Now, I may find out that one of these power-mad kids is going to blow it all up with a nuke. That certainly would change the stakes. But so far, I like just how much of Wasteland 3 is about dealing with the locals and their problems.
Final thoughts
Wasteland 3 feels different from both its predecessor and other RPGs coming out right now, such as Pathfinder: Kingmaker’s definite edition. It still has a big scope that we’ve come to expect from InXile, but it feels more intimate as well. It’s more welcoming than other games.

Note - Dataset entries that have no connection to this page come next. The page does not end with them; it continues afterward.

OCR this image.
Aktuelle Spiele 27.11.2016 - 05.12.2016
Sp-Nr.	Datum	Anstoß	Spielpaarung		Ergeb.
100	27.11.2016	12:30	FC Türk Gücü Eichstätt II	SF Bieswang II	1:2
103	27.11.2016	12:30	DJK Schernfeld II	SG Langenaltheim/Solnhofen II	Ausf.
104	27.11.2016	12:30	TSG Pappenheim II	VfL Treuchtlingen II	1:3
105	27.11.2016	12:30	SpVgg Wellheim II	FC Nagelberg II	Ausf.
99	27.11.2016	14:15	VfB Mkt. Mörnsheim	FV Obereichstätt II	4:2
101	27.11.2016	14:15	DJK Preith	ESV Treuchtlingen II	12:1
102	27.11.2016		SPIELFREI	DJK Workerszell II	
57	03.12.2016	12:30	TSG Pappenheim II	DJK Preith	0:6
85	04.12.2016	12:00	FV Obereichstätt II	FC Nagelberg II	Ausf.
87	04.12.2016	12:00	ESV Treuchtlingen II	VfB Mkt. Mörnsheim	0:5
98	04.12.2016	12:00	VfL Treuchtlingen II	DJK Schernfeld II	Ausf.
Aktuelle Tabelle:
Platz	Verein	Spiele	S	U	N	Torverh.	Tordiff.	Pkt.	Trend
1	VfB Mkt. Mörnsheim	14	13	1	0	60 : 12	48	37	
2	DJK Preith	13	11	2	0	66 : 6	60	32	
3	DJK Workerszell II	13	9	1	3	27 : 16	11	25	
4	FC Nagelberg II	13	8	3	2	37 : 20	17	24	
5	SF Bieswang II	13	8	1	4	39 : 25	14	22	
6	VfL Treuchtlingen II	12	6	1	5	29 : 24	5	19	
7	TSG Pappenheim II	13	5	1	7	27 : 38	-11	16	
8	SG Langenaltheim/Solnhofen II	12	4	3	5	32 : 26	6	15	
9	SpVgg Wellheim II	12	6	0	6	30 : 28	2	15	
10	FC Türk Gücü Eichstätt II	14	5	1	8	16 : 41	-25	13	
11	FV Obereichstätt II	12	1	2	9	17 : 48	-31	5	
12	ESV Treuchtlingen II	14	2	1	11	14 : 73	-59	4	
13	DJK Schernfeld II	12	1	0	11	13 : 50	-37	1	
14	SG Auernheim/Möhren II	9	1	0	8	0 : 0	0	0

And so far, it doesn’t have that freight train momentum you sometimes feel from other RPGs, where the story gains so much steam you feel like you need to blitz through it, missing out the sidequests and other tidbits that gives games character. Wasteland 3 isn’t asking me to hurry up; it wants me to stay awhile, crack open a beer, and take it on at my pace. And that might be its greatest strength so far.
And nothing can shrink that.
Score: Pending
Wasteland 3 is out now for PC, PlayStation 4, and Xbox One. It’s also a part of Xbox Game Pass. Deep Silver sent GamesBeat a Steam code for the purposes of this review.